Sunday 21 August 2011

Sunday Supplement 1: New books and immanent trips

I've never quite got the hang of this blogging business. Too retiring, perhaps, to share much of myself here. But I'd like to try. Having watched Julie and Julia a couple of week's ago, I'm inspired by - and a little enraptured with - the idea of emotional honesty in blogs, of using them as a journal of experience. Schmaltzy movies always get to me; they tend to feature characters that I want to be more like.

There's so much more to reading than simply reviewing, and that is what I wish to capture here. The joy of discovery, random thoughts that drift through one's mind while reading, how where and when one reads a book impacts on the response to it.

It was my Birthday a couple of weeks ago and I got a few books I'd been hoping for. From Megan, I got The Street of Crocodiles by Bruno Schulz, which I discovered through reading Jonathan Safran Foer's die-cut Tree of Codes, and because it was then recommended in The Book Hive, the premier independent bookshop in Norwich, by acclaimed poet George Szirtes. I haven't yet read it, but I will get there soon. Also unwrapped was a signed copy of A Monster Calls by Patrick Ness, that I borrowed from the library and read earlier this year but wanted a copy of my own to keep . It is a beautifully produced book, one I could flick through for hours just looking at the illustrations. Like the art of Shaun Tan, it would be suited to enlarging and framing and hanging from the wall. Well, if it weren't so dark and foreboding, anyway.
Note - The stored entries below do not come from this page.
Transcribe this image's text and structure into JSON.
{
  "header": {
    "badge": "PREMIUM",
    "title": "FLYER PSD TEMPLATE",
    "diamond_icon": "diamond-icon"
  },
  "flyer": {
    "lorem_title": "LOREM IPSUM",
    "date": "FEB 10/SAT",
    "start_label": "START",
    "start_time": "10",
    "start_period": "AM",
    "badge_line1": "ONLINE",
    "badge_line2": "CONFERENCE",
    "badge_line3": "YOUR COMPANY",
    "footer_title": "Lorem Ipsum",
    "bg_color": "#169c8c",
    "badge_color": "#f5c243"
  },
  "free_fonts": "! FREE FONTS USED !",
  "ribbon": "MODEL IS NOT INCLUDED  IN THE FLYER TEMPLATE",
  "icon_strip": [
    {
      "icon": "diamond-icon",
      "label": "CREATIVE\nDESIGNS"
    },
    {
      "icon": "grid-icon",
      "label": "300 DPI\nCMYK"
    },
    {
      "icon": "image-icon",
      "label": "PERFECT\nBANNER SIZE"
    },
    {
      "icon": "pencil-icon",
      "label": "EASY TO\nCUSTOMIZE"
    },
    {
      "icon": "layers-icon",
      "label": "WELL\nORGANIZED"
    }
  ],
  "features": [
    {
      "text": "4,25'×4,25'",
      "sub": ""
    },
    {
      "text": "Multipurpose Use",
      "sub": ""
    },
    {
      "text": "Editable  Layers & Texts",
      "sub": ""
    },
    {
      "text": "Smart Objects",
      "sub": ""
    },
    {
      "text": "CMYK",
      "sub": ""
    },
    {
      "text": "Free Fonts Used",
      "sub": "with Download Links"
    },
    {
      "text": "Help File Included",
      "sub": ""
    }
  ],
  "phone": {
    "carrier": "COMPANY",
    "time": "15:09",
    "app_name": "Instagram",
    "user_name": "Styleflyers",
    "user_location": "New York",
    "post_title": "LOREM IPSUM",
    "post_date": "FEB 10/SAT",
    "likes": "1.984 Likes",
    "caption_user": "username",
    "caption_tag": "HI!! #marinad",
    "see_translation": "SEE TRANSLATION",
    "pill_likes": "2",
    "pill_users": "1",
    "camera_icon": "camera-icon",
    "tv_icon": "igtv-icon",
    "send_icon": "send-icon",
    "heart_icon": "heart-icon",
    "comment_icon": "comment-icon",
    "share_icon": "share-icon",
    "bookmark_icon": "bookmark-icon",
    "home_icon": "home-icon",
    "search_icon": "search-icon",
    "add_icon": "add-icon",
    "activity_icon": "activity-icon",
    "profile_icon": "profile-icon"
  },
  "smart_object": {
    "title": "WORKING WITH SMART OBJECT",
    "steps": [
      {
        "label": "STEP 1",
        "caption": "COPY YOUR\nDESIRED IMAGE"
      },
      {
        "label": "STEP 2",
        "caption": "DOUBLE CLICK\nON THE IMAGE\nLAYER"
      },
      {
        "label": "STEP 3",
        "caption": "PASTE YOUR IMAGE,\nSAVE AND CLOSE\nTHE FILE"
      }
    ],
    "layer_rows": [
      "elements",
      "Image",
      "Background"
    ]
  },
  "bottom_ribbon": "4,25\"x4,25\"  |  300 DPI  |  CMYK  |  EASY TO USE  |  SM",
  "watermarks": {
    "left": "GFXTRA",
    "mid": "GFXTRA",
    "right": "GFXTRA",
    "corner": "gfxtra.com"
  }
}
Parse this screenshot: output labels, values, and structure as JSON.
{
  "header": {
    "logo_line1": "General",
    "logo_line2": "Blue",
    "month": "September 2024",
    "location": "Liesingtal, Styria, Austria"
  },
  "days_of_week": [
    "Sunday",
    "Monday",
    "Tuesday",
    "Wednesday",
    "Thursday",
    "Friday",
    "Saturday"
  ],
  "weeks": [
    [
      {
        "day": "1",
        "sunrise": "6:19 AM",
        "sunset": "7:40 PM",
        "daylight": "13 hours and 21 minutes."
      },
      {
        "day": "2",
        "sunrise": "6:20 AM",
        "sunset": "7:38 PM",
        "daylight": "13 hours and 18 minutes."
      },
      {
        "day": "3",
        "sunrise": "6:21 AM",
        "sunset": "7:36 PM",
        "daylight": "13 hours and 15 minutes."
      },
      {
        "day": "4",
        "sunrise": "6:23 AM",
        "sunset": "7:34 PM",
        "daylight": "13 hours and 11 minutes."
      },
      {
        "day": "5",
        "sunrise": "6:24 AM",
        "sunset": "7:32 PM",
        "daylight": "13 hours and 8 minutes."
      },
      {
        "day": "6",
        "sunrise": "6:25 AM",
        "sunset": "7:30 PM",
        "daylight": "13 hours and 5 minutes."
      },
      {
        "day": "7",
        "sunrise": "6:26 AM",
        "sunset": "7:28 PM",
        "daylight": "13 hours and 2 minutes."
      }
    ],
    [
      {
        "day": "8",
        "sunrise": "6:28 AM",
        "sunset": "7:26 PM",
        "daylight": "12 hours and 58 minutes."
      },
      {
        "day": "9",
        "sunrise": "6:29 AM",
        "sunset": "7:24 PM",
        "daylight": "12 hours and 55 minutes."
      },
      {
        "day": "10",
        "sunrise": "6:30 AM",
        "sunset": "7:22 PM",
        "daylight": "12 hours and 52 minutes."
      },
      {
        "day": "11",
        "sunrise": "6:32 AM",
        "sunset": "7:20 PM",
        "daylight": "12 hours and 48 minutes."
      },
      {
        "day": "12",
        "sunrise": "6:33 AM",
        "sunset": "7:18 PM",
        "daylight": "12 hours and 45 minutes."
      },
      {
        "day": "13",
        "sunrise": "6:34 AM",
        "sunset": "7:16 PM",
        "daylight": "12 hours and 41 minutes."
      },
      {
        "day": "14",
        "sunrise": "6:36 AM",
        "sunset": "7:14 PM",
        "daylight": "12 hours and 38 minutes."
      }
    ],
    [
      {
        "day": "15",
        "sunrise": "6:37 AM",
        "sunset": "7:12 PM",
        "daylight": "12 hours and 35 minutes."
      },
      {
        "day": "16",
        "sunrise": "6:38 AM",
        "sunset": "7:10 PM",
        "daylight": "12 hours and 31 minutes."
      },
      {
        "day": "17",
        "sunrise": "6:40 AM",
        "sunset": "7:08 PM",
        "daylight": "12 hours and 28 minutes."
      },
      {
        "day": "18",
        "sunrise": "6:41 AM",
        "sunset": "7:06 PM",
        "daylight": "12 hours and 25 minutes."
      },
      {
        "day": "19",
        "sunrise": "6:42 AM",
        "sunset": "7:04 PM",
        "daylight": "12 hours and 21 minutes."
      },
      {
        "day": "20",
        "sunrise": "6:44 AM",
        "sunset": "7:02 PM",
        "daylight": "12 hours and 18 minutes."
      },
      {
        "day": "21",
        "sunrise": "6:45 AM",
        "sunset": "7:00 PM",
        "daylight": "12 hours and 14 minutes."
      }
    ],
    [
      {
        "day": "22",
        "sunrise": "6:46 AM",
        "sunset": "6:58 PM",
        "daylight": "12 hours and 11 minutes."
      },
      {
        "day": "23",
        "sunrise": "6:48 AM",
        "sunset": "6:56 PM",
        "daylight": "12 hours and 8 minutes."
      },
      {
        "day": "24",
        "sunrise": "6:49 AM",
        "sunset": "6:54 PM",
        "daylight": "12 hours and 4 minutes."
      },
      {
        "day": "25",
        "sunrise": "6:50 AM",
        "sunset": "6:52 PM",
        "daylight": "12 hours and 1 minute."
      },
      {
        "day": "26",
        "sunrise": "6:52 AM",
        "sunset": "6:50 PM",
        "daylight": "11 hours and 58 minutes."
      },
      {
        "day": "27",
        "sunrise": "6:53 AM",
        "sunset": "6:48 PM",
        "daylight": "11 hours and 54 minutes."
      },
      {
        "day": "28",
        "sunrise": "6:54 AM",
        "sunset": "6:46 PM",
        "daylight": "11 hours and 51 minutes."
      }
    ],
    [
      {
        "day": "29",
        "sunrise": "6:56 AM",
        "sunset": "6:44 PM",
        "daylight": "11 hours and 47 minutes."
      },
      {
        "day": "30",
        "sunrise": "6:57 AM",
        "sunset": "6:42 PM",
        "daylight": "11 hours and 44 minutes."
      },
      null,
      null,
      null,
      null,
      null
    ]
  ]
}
From my parents I also received the latest Andrey Kurkov novel to be translated into English, The Milkman in the Night, and a work of sociology that my mum mentioned reading when she was a student and which had an impact on her thinking. Written in the 1970s, it is called The Gift Relationship and looks at the value altruism plays in a healthy society, considering specifically blood donation. With David Cameron's supposedly radical Big Society in the news at the moment, I was interested in looking back at what altruism can offer and how it can be harnessed for the good of society, rather than coerced for small government ideological reasons. I don't read many academic studies, so I don't know whether I'll get around to reading this or not, but much of book buying, for me at least, is aspirational, reflecting the person I want to be rather than the person I am.

As if that wasn't enough books to keep me busy, on returning to work I found a mound of books that I had requested from publishers. Forthcoming and recently published books by the likes of Joe Dunthorne, Dalgit Nagra, Hari Kunzru, Anna Funder, Esi Edugyan, Erin Morgenstern, and more. It was like having my birthday all over again, and when I came to the last pile I couldn't believe my luck. There, on the bottom of the pile, were proofs of Murakami's forthcoming 1Q84. I hadn't expected there to be proofs, much less that I would be sent one!

Expecting to get something I've put on my birthday list, lets me anticipate it, get used to the idea of wanting it, and plan when to read it. I love it. But presents are best of all when they anticipate what you most want, and give you a complete surprise. Nothing could have beaten the excitement I felt on finding the Murakami proofs. 
I'm off to Edinburgh this week, to check out some authors at the International Book Festival, and play an ingenious place specific poetry game at the Fringe Festival. Run by Cambridge poet Ross Sutherland and social games entrepreneurs Hide and Seek, Hinterland is, according to their website, "about the space that appears when we speak languages that aren’t our mother tongue. And maybe also a bit about how rubbish so many of us tend to be at speaking languages other than English." I don't fully understand it, as yet, but it sounds intriguing, and the collage poem Ross created as a result of their last collaboration recreated the atmosphere or walking alone through an urban night, and is well worth a listen.

I'll let you know what it's like, and which authors caught my eye, next week. In the meantime I have twelve hours or train journey's ahead of me in which to read some of the books I haven't had a chance to yet this year. I'm definitely taking Naomi Wood's The Godless Boys, and probably The Echo Chamber by Luke Williams. But what else I haven't yet decided. Could go for highly rated The Night Circus by Erin Morgenstern, or possibly The Street of Crocodiles. I'm saving 1Q84 for a luxuriant treat when I get back home.

Happy reading!

2 comments:

Louise said...

Hope you enjoy Edinburgh. I loved Julie & Julia and it's one of the things that inspired me to be more organised with my blogging.

Who knows, in a couple of years time Meryl Street could be playing me... or you

Unknown said...

Hi Louise. I know film makers take liberties with characters, but I hope they wouldn't go quite as far as having Meryl Streep play me! ;)

Only just discovered your blog but enjoying your work so far. Got plenty to read over the coming days!